Sometimes my clients see trouble ahead and yet they don’t take action. There can be a variety of reasons why this happens, but it is usually because we get hijacked by our emotions. For me, this often shows up as avoiding the situation. I have a sense things might not turn out as I wish and I avoid looking into the data to make a good assessment. Instead relying on how I perceive things could turn out. I’ve seen this happen on a much bigger scale, for example in healthcare, where crippling staff shortages weren’t a surprise. Industry leaders saw them coming and didn’t act.
What’s going on?
Why are these highly effective leaders failing to take action? They are hijacked by their emotions. In my case, this could be dread of how I think things could turn out. It’s not something I want to face so I put it off. In healthcare, I observed the opposite, a reliance on a wildly rosy outcome, that everything would turn out ok if they followed the usual steps. The current staffing shortage has been an order of magnitude tougher than anything before. What worked in the past has not been effective.
When we get hijacked by our emotions, we revert to our core behaviors under stress. Fight, flight or freeze. For me, freeze comes in the form of avoidance. It’s better not to know. Fight shows up as blame. The unwillingness to take responsibility and instead blame others. It may feel good, but little if anything good comes from it. Flight often shows up as hopelessness. It doesn’t matter what we do, it isn’t going to work out so we get stuck in a mood of resignation.
How to avoid getting hijacked?
They key is taking and retaining personal responsibility. When we face tough situations, we always have a choice. We can react and allow ourselves to become hijacked, or we can choose to take responsibility. Most often, this will be choosing to seek data to challenge the emotion based assessments we are making. When we seek the facts, we can choose how to interpret them. In contrast when we let our emotions run wild, we can conjure up the wildest outcomes. Any rational person would laugh at these and yet we hold them to be true, allowing them to guide our action or inaction.

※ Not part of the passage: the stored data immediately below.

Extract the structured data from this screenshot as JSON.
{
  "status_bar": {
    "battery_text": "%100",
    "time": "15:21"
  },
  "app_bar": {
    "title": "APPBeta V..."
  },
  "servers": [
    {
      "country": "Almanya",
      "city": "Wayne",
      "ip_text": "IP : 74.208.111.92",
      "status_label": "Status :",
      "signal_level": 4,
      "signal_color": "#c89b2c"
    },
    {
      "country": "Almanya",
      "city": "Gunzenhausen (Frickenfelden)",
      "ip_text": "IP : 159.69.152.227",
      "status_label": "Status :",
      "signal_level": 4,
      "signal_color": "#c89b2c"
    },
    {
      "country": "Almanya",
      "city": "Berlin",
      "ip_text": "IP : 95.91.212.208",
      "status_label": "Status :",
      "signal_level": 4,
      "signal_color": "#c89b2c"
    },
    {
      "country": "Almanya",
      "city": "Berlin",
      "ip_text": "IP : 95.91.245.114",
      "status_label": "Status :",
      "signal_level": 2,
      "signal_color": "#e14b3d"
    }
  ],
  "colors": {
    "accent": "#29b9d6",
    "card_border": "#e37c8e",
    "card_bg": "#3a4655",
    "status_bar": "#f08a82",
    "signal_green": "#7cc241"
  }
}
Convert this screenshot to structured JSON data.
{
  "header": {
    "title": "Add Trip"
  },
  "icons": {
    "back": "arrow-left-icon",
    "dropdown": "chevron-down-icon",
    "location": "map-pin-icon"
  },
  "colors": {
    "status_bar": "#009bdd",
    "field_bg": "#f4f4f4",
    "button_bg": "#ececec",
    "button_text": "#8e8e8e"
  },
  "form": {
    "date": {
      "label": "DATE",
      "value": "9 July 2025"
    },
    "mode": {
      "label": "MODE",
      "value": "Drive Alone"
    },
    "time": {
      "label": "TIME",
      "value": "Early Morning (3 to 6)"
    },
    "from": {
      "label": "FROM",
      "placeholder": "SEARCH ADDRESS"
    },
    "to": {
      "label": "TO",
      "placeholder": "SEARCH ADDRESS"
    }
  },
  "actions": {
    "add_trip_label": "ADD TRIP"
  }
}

What is your typical response under stress? Are you choosing how you will respond or allowing yourself to become hijacked?

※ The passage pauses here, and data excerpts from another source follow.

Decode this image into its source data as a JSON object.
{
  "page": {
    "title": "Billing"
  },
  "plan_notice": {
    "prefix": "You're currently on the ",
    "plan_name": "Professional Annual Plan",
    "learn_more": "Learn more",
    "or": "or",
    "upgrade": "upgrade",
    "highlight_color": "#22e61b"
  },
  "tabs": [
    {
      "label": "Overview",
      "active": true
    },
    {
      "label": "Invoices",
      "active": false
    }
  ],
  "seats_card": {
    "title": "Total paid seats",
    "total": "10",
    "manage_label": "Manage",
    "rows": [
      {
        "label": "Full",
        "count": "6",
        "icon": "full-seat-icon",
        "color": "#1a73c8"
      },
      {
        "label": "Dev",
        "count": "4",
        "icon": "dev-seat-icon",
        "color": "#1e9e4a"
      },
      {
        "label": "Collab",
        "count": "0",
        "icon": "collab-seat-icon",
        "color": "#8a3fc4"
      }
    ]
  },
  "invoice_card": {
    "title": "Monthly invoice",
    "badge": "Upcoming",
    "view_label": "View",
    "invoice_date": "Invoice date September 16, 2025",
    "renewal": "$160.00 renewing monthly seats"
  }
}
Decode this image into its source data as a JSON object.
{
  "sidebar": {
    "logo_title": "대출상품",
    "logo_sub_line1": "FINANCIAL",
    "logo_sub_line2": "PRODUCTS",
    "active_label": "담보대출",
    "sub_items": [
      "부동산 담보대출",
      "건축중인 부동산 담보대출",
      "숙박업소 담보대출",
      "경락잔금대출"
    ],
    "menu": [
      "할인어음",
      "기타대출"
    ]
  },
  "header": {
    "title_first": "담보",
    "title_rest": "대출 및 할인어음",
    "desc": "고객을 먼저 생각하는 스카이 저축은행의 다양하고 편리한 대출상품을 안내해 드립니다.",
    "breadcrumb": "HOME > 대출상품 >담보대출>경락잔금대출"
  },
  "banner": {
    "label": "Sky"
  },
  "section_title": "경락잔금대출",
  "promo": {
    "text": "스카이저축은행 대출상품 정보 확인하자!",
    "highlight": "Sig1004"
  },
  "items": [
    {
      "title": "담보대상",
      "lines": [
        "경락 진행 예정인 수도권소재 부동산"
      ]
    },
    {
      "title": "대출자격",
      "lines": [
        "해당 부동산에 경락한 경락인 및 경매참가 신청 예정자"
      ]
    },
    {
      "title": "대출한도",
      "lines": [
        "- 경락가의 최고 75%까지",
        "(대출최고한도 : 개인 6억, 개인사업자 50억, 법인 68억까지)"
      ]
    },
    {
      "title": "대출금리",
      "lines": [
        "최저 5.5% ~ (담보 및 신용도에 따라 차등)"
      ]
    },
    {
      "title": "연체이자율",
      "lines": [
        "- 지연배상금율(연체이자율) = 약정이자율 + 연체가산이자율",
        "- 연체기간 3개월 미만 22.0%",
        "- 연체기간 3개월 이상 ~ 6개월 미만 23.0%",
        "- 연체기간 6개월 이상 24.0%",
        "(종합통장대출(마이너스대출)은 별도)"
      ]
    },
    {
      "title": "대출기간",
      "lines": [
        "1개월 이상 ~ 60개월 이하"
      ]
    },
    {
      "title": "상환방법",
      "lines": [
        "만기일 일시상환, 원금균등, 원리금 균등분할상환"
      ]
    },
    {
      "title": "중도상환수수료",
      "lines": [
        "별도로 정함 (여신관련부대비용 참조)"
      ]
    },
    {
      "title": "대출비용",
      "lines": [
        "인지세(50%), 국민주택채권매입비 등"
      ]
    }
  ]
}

As always it will depend on the situation. It helps me to look at the situation and question if what I’m avoiding is within myself, someone else, or the situation in general.

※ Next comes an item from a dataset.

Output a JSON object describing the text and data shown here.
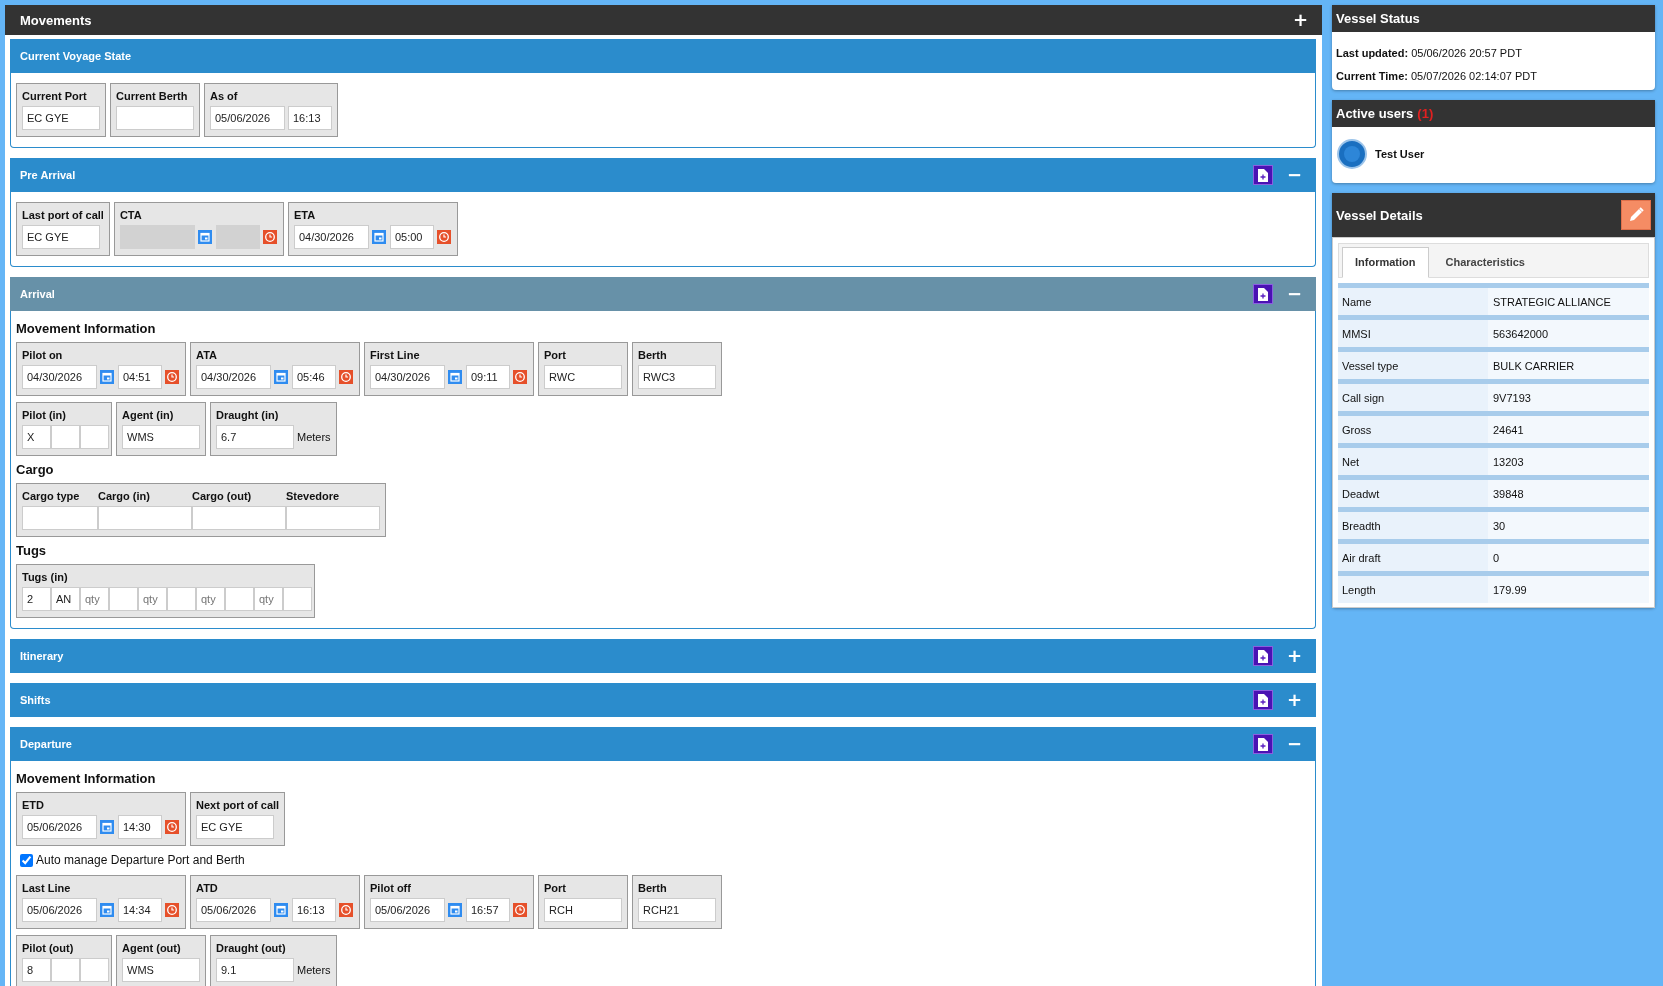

When avoiding is the idea, then flight mode can show up through illusions and fantasies that it’ll work out … and it somehow often does. Fight mode is one that will show up if the other created the circumstances for it by trying to establish some kind of rigid control. And freeze mode will occur as a hopelessness when the situation I want to avoid comes along with a sense of overwhelm.
The work then is to notice the avoidance through the distractions I’m setting up instead.
Thank you Francoise. Great point the work is noticing have you are reacting. This is key!